S’agissant du trouble de jouissance, l’arrêt attaqué énonce que, dans son rapport déposé en 2003, « l’expert judiciaire D. signale à ce sujet [qu’il est] ‘extrêmement réservé quant à proposer la prise en compte d’un montant d’indemnisation pour troubles de jouissance [dès lors que] le cas litigieux est tout à fait atypique : les montants de réparations qu’il implique en raison de contraintes d’ordre strictement technique sont extrêmement élevés tandis qu’a contrario les désordres apparents restent relativement minimes en termes de conséquences quant à la jouissance paisible du bâtiment [eu égard au] contexte constructif du site tout entier. Il s’agit, en effet, pour les sanitaires, les nouvelles classes et laboratoires, ainsi que pour le bâtiment hôtellerie, d’annexes neuves raccordées à un vaste bâtiment principal, toujours en usage, fort vétuste […]. Dans la cour de récréation principale, sous le préau, il existe certes de très forts gonflements sur une zone d’un quart à un tiers environ de la superficie totale, mais il reste par ailleurs de très vastes parties de l’immense cour indemnes de désordres’ ». Il relève encore que l’expert tient compte « des frais indirects déjà engagés par [la demanderesse] en relation avec les désordres constatés ».

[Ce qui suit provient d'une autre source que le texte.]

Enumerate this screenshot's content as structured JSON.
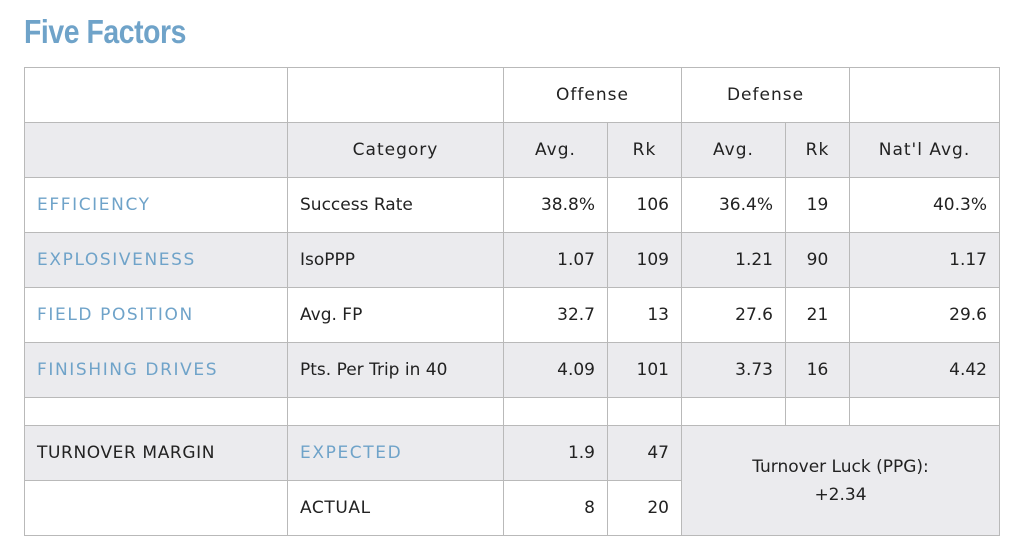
{
  "title": "Five Factors",
  "header": {
    "offense": "Offense",
    "defense": "Defense",
    "category": "Category",
    "avg": "Avg.",
    "rk": "Rk",
    "natl_avg": "Nat'l Avg."
  },
  "rows": [
    {
      "factor": "EFFICIENCY",
      "category": "Success Rate",
      "off_avg": "38.8%",
      "off_rk": "106",
      "def_avg": "36.4%",
      "def_rk": "19",
      "natl_avg": "40.3%"
    },
    {
      "factor": "EXPLOSIVENESS",
      "category": "IsoPPP",
      "off_avg": "1.07",
      "off_rk": "109",
      "def_avg": "1.21",
      "def_rk": "90",
      "natl_avg": "1.17"
    },
    {
      "factor": "FIELD POSITION",
      "category": "Avg. FP",
      "off_avg": "32.7",
      "off_rk": "13",
      "def_avg": "27.6",
      "def_rk": "21",
      "natl_avg": "29.6"
    },
    {
      "factor": "FINISHING DRIVES",
      "category": "Pts. Per Trip in 40",
      "off_avg": "4.09",
      "off_rk": "101",
      "def_avg": "3.73",
      "def_rk": "16",
      "natl_avg": "4.42"
    }
  ],
  "turnover": {
    "label": "TURNOVER MARGIN",
    "expected_label": "EXPECTED",
    "expected_avg": "1.9",
    "expected_rk": "47",
    "actual_label": "ACTUAL",
    "actual_avg": "8",
    "actual_rk": "20",
    "luck_label": "Turnover Luck (PPG):",
    "luck_value": "+2.34"
  },
  "colors": {
    "accent": "#6fa3c9",
    "row_shade": "#ebebee",
    "border": "#b9b9b9"
  }
}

Il considère que, « lorsqu’une chose est endommagée et que les dégâts entraînent son immobilisation ou son indisponibilité, […] encore faut-il […] que la victime rapporte la preuve que l’indisponibilité du bien lui a fait subir concrètement un dommage, cette indisponibilité ne constituant pas en soi un préjudice » et que la demanderesse « n’apporte aucune preuve […] quant à un trouble de jouissance » dès lors que, d’une part, elle « soutient elle-même que les élèves ont émigré dans l’ancien bâtiment et aucune preuve n’est déposée démontrant, le cas échéant, une diminution de la population scolaire », d’autre part, elle est « une association sans but lucratif qui a mis en place un établissement scolaire non destiné à une activité lucrative et dont les troubles éventuels n’ont pu être subis que par les élèves eux-mêmes ».

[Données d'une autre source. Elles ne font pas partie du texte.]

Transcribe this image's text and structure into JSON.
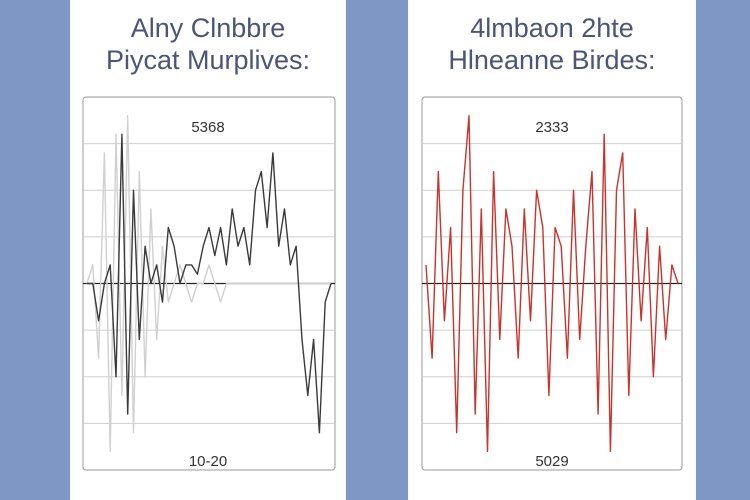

En excluant l’existence d’un dommage pour trouble de jouissance au motif que les troubles invoqués n’ont eu aucune autre conséquence pour la demanderesse que cette atteinte à la jouissance des biens, l’arrêt attaqué viole les dispositions légales précitées.

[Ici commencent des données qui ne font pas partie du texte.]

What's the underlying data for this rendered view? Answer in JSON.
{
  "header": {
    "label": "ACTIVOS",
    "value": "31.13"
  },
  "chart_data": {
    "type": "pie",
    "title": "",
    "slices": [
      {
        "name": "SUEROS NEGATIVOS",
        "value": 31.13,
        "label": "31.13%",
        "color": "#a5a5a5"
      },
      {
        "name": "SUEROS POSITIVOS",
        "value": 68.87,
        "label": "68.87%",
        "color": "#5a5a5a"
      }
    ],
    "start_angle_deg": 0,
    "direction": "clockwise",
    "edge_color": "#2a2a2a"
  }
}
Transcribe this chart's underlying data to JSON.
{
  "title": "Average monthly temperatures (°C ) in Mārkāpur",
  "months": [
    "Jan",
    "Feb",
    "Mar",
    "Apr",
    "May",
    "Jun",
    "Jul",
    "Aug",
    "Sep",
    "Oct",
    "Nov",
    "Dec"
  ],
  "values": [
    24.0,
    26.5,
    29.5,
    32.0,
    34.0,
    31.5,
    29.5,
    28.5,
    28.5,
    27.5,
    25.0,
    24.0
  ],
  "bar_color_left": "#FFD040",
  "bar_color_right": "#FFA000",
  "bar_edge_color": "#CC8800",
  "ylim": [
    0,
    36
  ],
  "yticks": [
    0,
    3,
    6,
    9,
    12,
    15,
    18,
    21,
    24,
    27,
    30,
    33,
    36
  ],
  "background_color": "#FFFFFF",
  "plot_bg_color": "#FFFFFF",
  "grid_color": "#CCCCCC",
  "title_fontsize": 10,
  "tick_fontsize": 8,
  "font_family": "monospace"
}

Le moyen, en cette branche, est fondé.
La cassation de la décision de l’arrêt de rejeter la demande de la demanderesse de réparation de son trouble de jouissance entraîne celle portant sur les frais de son conseil technique F., qui y est liée.
Et il n’y a lieu d’examiner ni la seconde branche du premier moyen ni le second moyen, qui ne sauraient entraîner une cassation plus étendue.
Par ces motifs,
La Cour
Casse l’arrêt attaqué en tant qu’il statue sur la demande de la demanderesse portant sur les troubles de jouissance et les frais de son conseil technique F. et qu’il statue sur les dépens ;
Ordonne que mention du présent arrêt sera faite en marge de l’arrêt partiellement cassé ;
Réserve les dépens pour qu’il soit statué sur ceux-ci par le juge du fond ;
Renvoie la cause, ainsi limitée, devant la cour d’appel de Liège.
Ainsi jugé par la Cour de cassation, première chambre, à Bruxelles, où siégeaient le président de section Mireille Delange, les conseillers Marie-Claire Ernotte, Ariane Jacquemin, Maxime Marchandise et Marielle Moris, et prononcé en audience publique du vingt-quatre juin deux mille vingt et un par le président de section Mireille Delange, en présence de l’avocat général Philippe de Koster, avec l’assistance du greffier Patricia De Wadripont.